Sunday mornings are my favorite in the village.
Usually, I wake up with the sun, just before 5 a.m. The rising sun and stillness of the community are great running partners and I like to extend my daily run on Sundays. Once back at my home, a concrete structure on a top of hill, I catch my breath while fixated on the color scheme – the sparkling blue sky against the true green trees – and send a thank you into the puffy clouds.
My ‘m’e, or host mother, is now up doing chores and I start my own. I wash my clothes, sweep, mop, wash dishes and cook breakfast all before the turn on the day in America. These are the times when I feel most peaceful about my life here and have absolutely no doubt that it should exist.
This Sunday, though, it’s different.
Training is over, less than two months after I arrived in this country. I’ve met the required proficiency in Sesotho, my teaching capabilities are adequate and my village mates and I put together a decent garden. It’s time to move to the next step.
Around 10 a.m. Monday, or 2 a.m CST, I will be a Peace Corps Volunteer again. ‘Again,’ that is a hard word to type but the last eight weeks have taught me that it is more than a blessing. From that January day in the Morocco hotel when I received a Peace Corps pin and the RPCV title to today on the eve of taking the oath, it has been an intense journey full of emotions. But, when that time comes to pledge myself to America and Lesotho, I will do it with my entire heart. Although I don’t think I did in Niger, I will not take this experience for granted. It really is everything to me.

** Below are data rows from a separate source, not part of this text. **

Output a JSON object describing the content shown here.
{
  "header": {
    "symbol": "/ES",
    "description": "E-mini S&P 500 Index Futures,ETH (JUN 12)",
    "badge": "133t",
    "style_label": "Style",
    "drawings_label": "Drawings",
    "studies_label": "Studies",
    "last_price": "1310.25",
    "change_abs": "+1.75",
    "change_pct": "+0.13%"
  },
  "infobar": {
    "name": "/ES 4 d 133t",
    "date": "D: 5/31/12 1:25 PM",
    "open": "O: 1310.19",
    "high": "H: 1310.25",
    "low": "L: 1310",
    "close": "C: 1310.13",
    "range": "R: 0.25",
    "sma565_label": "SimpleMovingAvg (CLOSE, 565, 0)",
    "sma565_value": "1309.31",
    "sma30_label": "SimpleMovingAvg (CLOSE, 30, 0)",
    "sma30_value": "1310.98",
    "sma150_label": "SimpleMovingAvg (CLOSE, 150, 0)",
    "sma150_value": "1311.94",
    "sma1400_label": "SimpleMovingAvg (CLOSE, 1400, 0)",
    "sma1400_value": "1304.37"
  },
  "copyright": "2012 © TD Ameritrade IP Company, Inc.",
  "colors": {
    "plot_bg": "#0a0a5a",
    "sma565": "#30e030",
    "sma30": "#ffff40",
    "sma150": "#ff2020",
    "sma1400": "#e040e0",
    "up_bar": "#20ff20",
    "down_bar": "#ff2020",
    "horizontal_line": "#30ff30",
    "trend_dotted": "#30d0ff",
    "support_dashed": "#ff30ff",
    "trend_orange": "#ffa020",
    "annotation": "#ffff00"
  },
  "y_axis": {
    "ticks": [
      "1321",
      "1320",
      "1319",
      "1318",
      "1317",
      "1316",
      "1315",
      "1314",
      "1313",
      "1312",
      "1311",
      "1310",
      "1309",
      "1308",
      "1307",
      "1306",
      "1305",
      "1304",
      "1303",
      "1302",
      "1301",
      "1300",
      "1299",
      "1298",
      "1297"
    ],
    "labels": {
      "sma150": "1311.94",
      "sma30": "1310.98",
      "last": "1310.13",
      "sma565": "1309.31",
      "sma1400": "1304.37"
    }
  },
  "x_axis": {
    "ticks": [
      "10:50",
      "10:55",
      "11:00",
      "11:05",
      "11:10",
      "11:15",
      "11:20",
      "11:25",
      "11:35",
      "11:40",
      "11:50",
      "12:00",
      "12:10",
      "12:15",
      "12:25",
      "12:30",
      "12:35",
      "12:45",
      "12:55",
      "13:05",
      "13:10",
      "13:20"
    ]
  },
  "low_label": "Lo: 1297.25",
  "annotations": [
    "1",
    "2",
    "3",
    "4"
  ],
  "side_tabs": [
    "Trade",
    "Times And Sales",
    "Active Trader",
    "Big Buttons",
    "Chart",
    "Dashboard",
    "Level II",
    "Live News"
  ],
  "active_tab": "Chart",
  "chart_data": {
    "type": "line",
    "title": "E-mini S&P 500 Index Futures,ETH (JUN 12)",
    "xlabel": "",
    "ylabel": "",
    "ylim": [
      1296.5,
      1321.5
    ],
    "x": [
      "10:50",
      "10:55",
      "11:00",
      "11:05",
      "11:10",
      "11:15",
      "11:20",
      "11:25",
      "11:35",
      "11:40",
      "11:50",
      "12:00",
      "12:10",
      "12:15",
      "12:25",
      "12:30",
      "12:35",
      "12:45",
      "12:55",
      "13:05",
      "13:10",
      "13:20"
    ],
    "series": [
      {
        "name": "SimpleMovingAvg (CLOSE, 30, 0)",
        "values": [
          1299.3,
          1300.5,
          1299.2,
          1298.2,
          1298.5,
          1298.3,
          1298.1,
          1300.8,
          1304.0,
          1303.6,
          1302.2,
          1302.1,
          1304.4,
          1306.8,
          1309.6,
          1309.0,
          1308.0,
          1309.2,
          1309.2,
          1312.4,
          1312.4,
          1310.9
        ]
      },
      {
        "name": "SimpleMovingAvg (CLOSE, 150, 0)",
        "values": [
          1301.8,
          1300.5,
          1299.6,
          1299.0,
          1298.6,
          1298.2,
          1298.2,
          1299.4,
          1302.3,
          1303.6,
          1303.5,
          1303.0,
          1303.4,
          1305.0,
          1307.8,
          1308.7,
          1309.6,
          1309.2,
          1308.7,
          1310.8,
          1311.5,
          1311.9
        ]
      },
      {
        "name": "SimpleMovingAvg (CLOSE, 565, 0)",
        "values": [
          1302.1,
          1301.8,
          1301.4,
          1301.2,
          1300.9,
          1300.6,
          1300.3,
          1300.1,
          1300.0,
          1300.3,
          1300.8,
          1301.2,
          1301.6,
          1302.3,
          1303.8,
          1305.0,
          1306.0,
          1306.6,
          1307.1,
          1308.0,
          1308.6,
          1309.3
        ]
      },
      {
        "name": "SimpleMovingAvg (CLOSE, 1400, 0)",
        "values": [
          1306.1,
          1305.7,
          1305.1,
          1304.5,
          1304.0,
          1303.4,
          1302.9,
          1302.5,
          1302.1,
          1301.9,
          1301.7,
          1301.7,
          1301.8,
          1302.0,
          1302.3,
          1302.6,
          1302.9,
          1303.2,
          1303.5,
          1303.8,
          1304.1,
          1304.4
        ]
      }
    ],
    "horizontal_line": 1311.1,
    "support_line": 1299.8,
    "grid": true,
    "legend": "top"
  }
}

This Sunday, the village is not as quiet. The women are busy cutting firewood that men have brought in from the mountains and they will start cooking food today. My ‘m’e, and the others in the village, are sporting tightly braided weaves and have bought new traditional clothes. The anticipation of celebration can be felt in every ‘Lumela’ or hello. The party is Monday, they say.
Yes, tomorrow will be a day to celebrate. For me, it’s the end of a very long journey, one that was never supposed to happen. Yet, it also marks the beginning of another, one that was always meant to happen.